Un giorno, in classe, a Torino, si parlava di donne e scrittura. E il nostro insegnante ci ha fatto il nome di Jhumpa Lahiri. Poco dopo, è stato più o meno quattro anni fa, ho comprato e letto Una nuova terra e L’interprete dei malanni. Mi sono piaciuti molto. Ma una storia, più delle altre, riesce a tenersi a galla tra le tante lette (di cui si sono sbiaditi praticamente tutti i dettagli, lasciando però sempre incredibilmente intatto il mondo narrativo che le tiene insieme).

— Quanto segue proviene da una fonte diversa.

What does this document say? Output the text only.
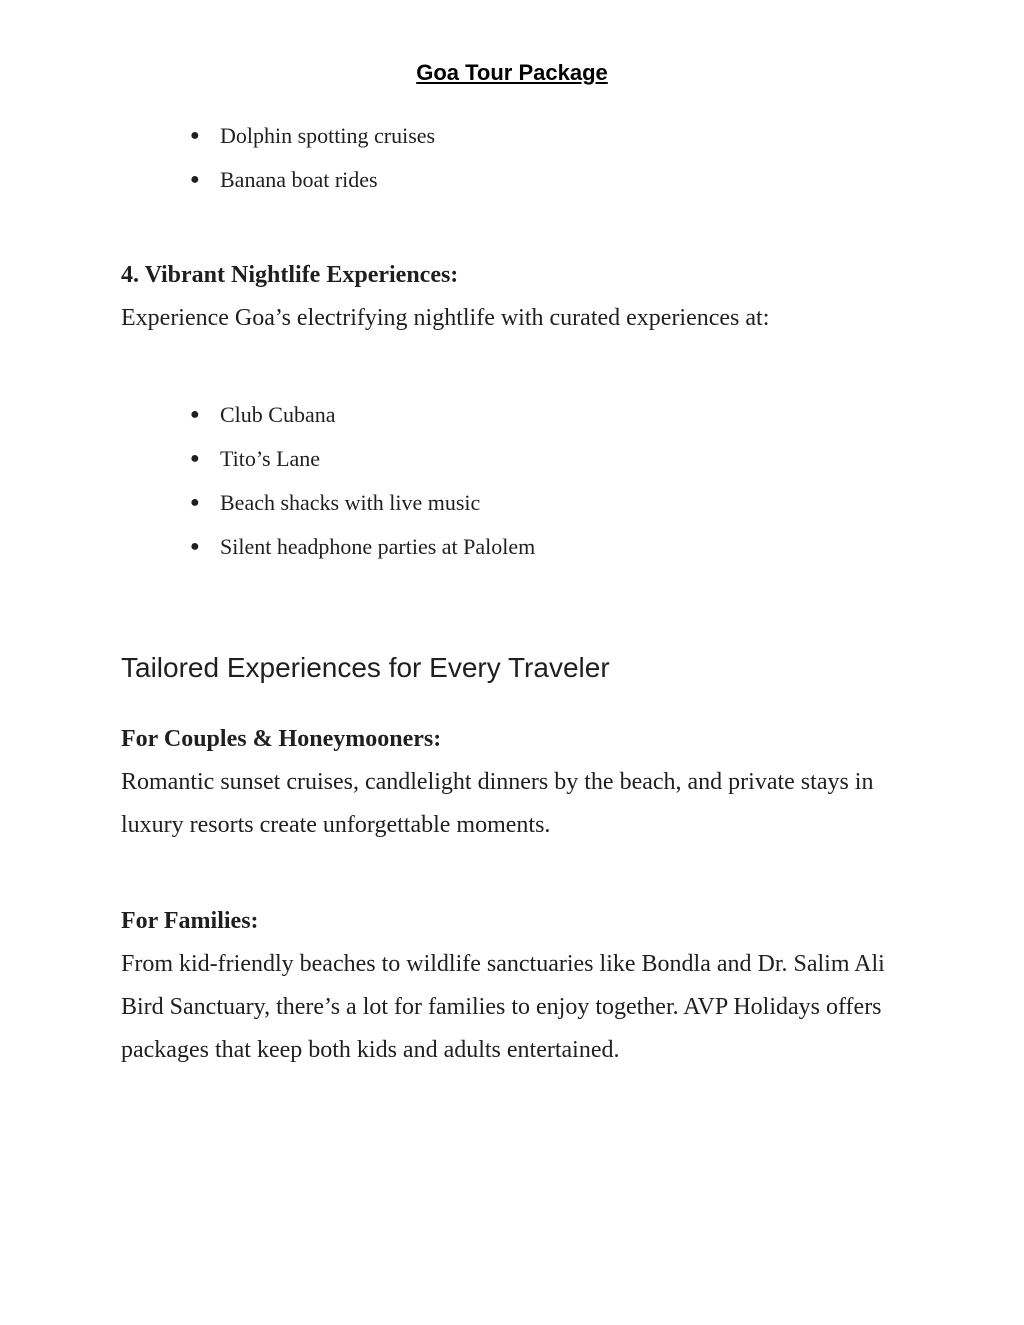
Goa Tour Package
● Dolphin spotting cruises
● Banana boat rides
4. Vibrant Nightlife Experiences:

Experience Goa’s electrifying nightlife with curated experiences at:

● Club Cubana
● Tito’s Lane
● Beach shacks with live music
● Silent headphone parties at Palolem
Tailored Experiences for Every Traveler
For Couples & Honeymooners:

Romantic sunset cruises, candlelight dinners by the beach, and private stays in luxury resorts create unforgettable moments.

For Families:

From kid-friendly beaches to wildlife sanctuaries like Bondla and Dr. Salim Ali Bird Sanctuary, there’s a lot for families to enjoy together. AVP Holidays offers packages that keep both kids and adults entertained.
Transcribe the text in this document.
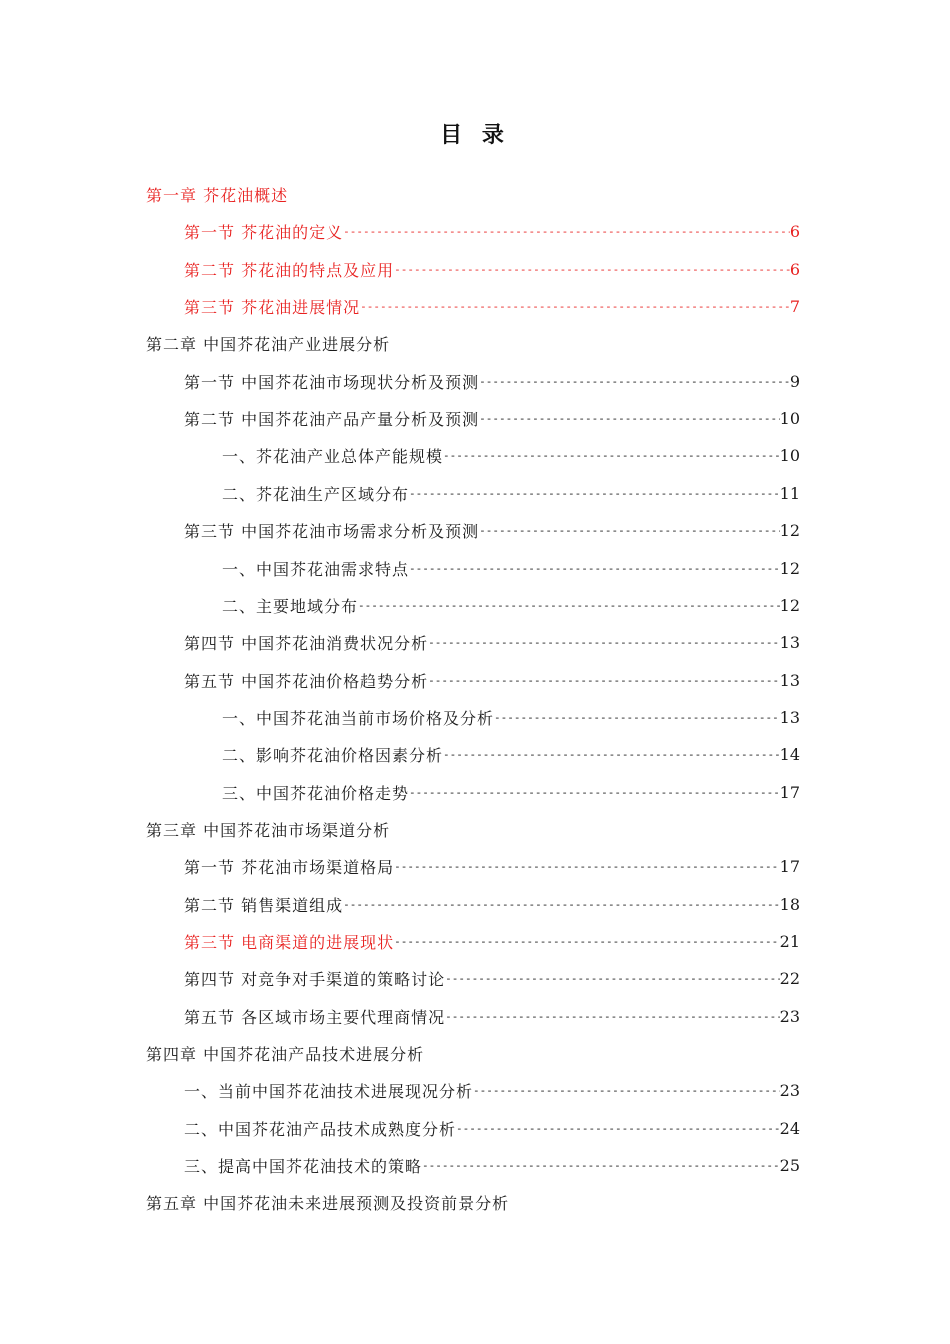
目 录
第一章 芥花油概述
第一节 芥花油的定义 -----	6
第二节 芥花油的特点及应用 -----	6
第三节 芥花油进展情况 -----	7
第二章 中国芥花油产业进展分析
第一节 中国芥花油市场现状分析及预测 -----	9
第二节 中国芥花油产品产量分析及预测 -----	10
一、芥花油产业总体产能规模 -----	10
二、芥花油生产区域分布 -----	11
第三节 中国芥花油市场需求分析及预测 -----	12
一、中国芥花油需求特点 -----	12
二、主要地域分布 -----	12
第四节 中国芥花油消费状况分析 -----	13
第五节 中国芥花油价格趋势分析 -----	13
一、中国芥花油当前市场价格及分析 -----	13
二、影响芥花油价格因素分析 -----	14
三、中国芥花油价格走势 -----	17
第三章 中国芥花油市场渠道分析
第一节 芥花油市场渠道格局 -----	17
第二节 销售渠道组成 -----	18
第三节 电商渠道的进展现状 -----	21
第四节 对竞争对手渠道的策略讨论 -----	22
第五节 各区域市场主要代理商情况 -----	23
第四章 中国芥花油产品技术进展分析
一、当前中国芥花油技术进展现况分析 -----	23
二、中国芥花油产品技术成熟度分析 -----	24
三、提高中国芥花油技术的策略 -----	25
第五章 中国芥花油未来进展预测及投资前景分析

Stasera è la sera giusta, per me, per le riletture. E insieme a Hemingway, Yoshimoto, Pavese, Benedetti e tutti gli altri che tengo impilati sul comodino a rischio crollo, c’è un racconto che è in cima alla lista (e anche in cima alla pila). E si chiama Disagio temporaneo.
E’ il primo racconto di questa raccolta. E comincia così: “L’avviso precisava che si sarebbe trattato di un disagio temporaneo: nei cinque giorni successivi avrebbero sospeso la corrente per un’ora, a partire dalle otto di sera. Era caduta una linea elettrica durante l’ultima tormenta, i tecnici avrebbero approfittato delle serate più miti per rimetterla in sesto. I lavori avrebbero coinvolto soltanto le case della tranquilla strada alberata, a un passo dai negozi e dalla fermata del tram, dove Shoba e Shukumar abitavano da tre anni”.
La fine però non ve la dico. Vi dico solo che è bellissimo. E che forse è meglio evitiate di leggerlo, se siete felicemente innamorati.